Nos creíamos que el dinero, o sea el parné, la pasta, guita, costilla o morusa, vaya, lo que se dice el money money “cantante” y sonante de la famosa canción movía el mundo y hasta las caderas de las sílfides, y ahora va resultar que nones. Que por muy poderoso que sea don dinero, por más que venga a morir en España (y, actualizando la letrilla, sea en Ginebra enterrado), por más que rebote como una pelota desde Moscú a Marbella y desde Atenas a Edimburgo, lo que de verdad hacer girar el planeta es el carcaj de un angelote cegato.
A Europa la raptó Júpiter con dos astas en la frente (y un más reciente «hasta aquí hemos llegado») para llevársela a los huertos de Creta, que no a la Bolsa de Londres. El Dios más disipado de la mitología se disfrazaba de cualquier cosa, lo mismo de lluvia de oro que de cisne, para aparearse con las hembras de su capricho, ya fueran diosas, semidiosas o mortales, sin importarle las divinas broncas con las que luego Juno, su despechada y vengativa esposa, pudiera abrumarle. Pero con Europa echó el resto, porque a ese toro blanco – ni hecho a propósito – lo dejó convertido en un corro de estrellas.
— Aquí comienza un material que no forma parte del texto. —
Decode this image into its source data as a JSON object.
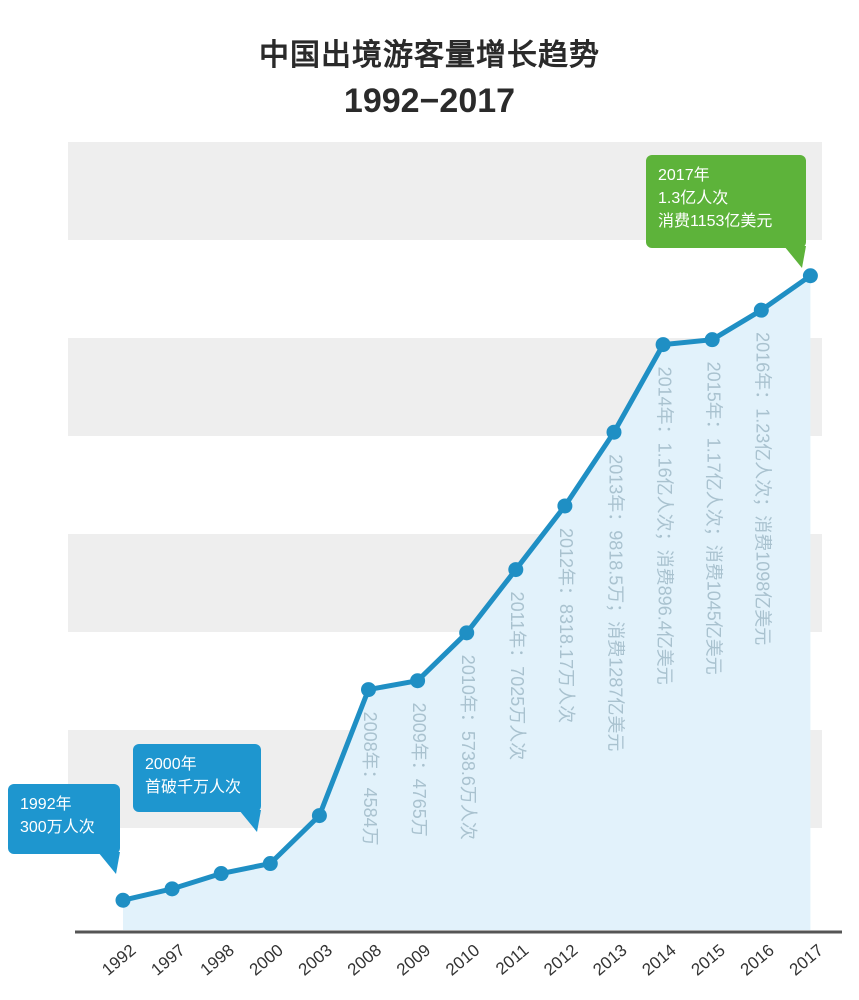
{
  "chart_data": {
    "type": "area",
    "title": "中国出境游客量增长趋势",
    "subtitle": "1992−2017",
    "categories": [
      "1992",
      "1997",
      "1998",
      "2000",
      "2003",
      "2008",
      "2009",
      "2010",
      "2011",
      "2012",
      "2013",
      "2014",
      "2015",
      "2016",
      "2017"
    ],
    "values": [
      300,
      532,
      843,
      1047,
      2022,
      4584,
      4765,
      5738.6,
      7025,
      8318.17,
      9818.5,
      11600,
      11700,
      12300,
      13000
    ],
    "value_unit": "万人次",
    "ylim": [
      0,
      14500
    ],
    "grid": "alternating-bands",
    "colors": {
      "line": "#1f8fc4",
      "fill": "#e2f2fb",
      "band": "#eeeeee",
      "axis": "#555555",
      "callout_blue": "#1e96cf",
      "callout_green": "#5db33a",
      "annotation": "#a9c2cf"
    },
    "annotations": [
      {
        "text": "2008年：4584万",
        "year": "2008"
      },
      {
        "text": "2009年：4765万",
        "year": "2009"
      },
      {
        "text": "2010年：5738.6万人次",
        "year": "2010"
      },
      {
        "text": "2011年：7025万人次",
        "year": "2011"
      },
      {
        "text": "2012年：8318.17万人次",
        "year": "2012"
      },
      {
        "text": "2013年：9818.5万；消费1287亿美元",
        "year": "2013"
      },
      {
        "text": "2014年：1.16亿人次；消费896.4亿美元",
        "year": "2014"
      },
      {
        "text": "2015年：1.17亿人次；消费1045亿美元",
        "year": "2015"
      },
      {
        "text": "2016年：1.23亿人次；消费1098亿美元",
        "year": "2016"
      }
    ],
    "callouts": [
      {
        "lines": [
          "1992年",
          "300万人次"
        ],
        "color": "callout_blue",
        "year": "1992"
      },
      {
        "lines": [
          "2000年",
          "首破千万人次"
        ],
        "color": "callout_blue",
        "year": "2000"
      },
      {
        "lines": [
          "2017年",
          "1.3亿人次",
          "消费1153亿美元"
        ],
        "color": "callout_green",
        "year": "2017"
      }
    ]
  }
}
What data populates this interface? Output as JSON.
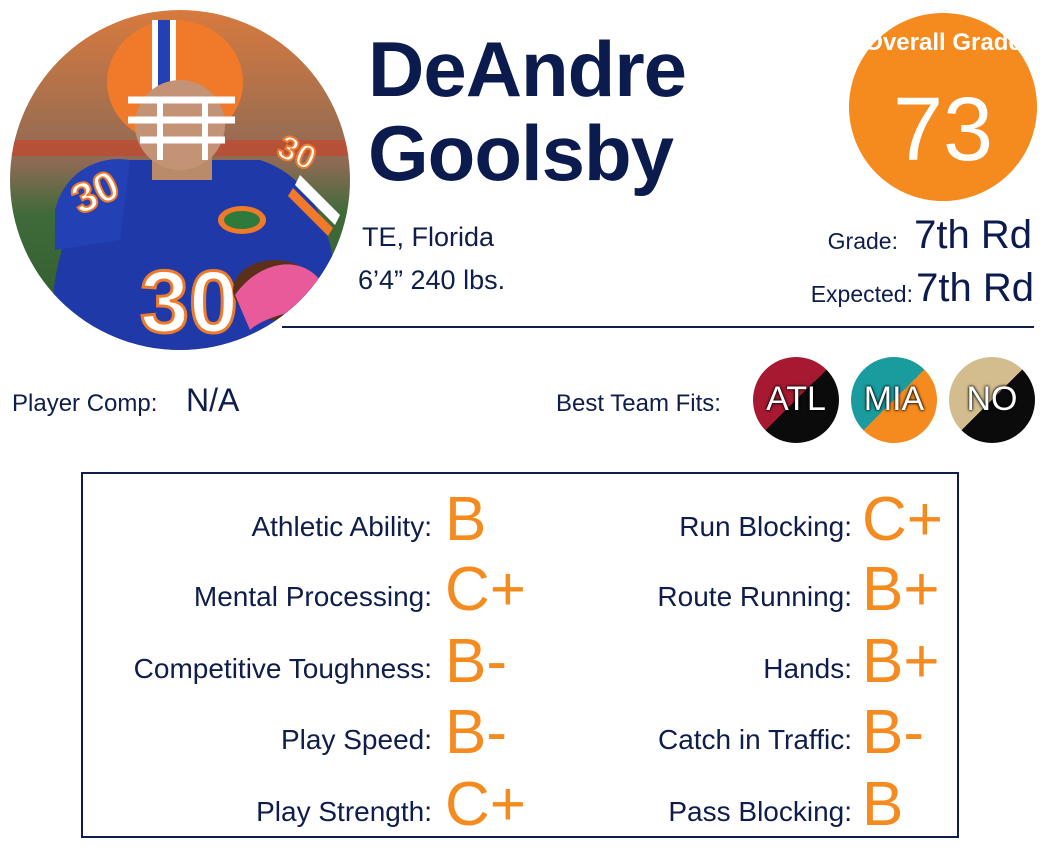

Según las más frescas y recientes estadísticas, la primera causa por la que los europeos trasladan su residencia a un Estado miembro distinto del de su nacionalidad no es la ambición económica, ni la promoción profesional, ni la curiosidad, ni la investigación, ni el clima, ni los precios, ni el interés por las lenguas, ni el floklore, ni el aprendizaje, sino «l’amour». A ése no hay quien le restrinja los fluidos. Ése sí que no entiende de fronteras. Después de sospecharlo tantas veces, al final va a ser cierto que el amor es el único viaje.